Stop Food Waste – Your fridge, your rules
- First In, First Out: Follow FIFO when unpacking shopping; orgnanise items by the use-by date, moving new products to the back. This way, you’re more likely to use up the older stuff before it expires.
- Consistency: Do items in your fridge have their own spot? This will help to easily recognise when they’re finished.
- Pack it right: Store food in the correct place in the fridge; it’s colder near the bottom so that’s where you should keep perishables like meat and dairy. Some food benefits from being kept at room temperature.
- Check the temperature: Keeping your fridge between 1-5°C helps you get the best from your food. If your fridge doesn’t indicate temperature, try a fridge thermometer.
Fresh fruit and vegetables are a significant contributor to the amount of what is being wasted. In the UK we are wasting 20% of all bough produce. Storage is key to longer shelf life as certain fruit and veg produce gases during ripening that can quicken the ripening process of neighbours in the fruit bowl or veggie drawer.
Use it all: Often by-products of cooking can be turned into something delicious. For example, use bones from meat for stocks and cheese rinds to flavour sauces.
Juice it: Fruit and veg don’t have to be thrown away just because they’ve gone a little soft. If they have gone soft and you are just going to throw them out, put them into a smoothie, and/or a veg soup. Or combine both in tasty juices that are super healthy.
Get creative: Make delicious snacks and even full meals with leftovers you would have ordinarily thrown away. Creating everything from soups to tacos, Burritos to Biryanis.
Portion control: Avoid cooking too much by sticking to recommended serving sizes listed on packaging. If you do over-cook – freeze the leftovers for another day.
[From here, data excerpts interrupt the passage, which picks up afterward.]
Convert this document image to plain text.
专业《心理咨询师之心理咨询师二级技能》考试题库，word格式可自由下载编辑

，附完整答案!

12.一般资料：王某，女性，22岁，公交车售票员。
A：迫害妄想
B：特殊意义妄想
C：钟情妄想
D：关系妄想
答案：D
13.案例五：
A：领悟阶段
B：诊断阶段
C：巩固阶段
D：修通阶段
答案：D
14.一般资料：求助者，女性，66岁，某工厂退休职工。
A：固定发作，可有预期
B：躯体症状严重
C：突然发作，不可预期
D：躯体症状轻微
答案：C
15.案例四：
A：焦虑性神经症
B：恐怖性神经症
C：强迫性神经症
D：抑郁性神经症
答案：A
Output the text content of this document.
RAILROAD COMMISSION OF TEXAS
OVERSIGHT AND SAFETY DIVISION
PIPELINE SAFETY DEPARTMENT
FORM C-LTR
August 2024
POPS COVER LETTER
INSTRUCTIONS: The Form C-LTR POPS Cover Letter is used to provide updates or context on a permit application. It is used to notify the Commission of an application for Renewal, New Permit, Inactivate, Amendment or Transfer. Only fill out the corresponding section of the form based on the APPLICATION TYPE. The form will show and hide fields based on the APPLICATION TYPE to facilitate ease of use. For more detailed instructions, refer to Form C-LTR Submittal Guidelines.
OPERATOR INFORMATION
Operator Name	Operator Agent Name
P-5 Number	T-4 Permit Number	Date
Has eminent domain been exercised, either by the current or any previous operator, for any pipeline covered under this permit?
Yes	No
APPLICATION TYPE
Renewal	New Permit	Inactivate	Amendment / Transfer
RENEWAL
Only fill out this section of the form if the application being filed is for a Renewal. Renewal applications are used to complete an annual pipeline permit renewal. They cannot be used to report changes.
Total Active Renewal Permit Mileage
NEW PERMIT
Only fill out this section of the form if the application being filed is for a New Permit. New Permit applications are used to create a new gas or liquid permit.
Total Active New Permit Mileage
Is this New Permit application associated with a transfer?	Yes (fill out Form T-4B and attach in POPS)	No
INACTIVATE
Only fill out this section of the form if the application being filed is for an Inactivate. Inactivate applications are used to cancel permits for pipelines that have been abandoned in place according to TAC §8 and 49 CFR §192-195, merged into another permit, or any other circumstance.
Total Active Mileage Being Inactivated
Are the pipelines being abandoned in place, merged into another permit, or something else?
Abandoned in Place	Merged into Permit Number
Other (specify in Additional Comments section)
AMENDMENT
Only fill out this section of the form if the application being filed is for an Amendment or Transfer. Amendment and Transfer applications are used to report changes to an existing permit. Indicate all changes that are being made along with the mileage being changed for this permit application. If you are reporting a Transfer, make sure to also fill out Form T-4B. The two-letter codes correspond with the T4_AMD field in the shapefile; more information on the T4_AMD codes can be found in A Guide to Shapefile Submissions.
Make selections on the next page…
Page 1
Trust us, when you think there is no food in and then remember you have something stored, it is a great feeling.
Give away don’t throw away: If there is perfectly good food at risk of the bin, why not ask your neighbour if they’d like it or donate it to a food bank?
Storage is key
Loaf: We throw away 24 slices of bread every single day in the UK. Keep it in a cool dark place for a longer lasting loaf, but never the fridge.
Box clever: Keep your eggs fresher for longer by leaving them in the box, in the fridge.
Hard cheese?: If your cheese is in danger of hardening, grate it, then freeze it and it’ll be good to use in cooking.
Don’t go all mushy: Half an avocado lasts longer in the fridge with the stone in.
Feed your garden: On average over 70% of household waste goes to landfill each year. Composting reduces the amount of rubbish you put out for collection and creates a free, nutritious fertiliser that will help make your garden more beautiful. Compost your kitchen and garden waste.
Give to your local farm. If you live near a farm, farmers often accept organic waste which they can use for fertiliser.
Do you think these pointers are helpful? Will you be trying some of this?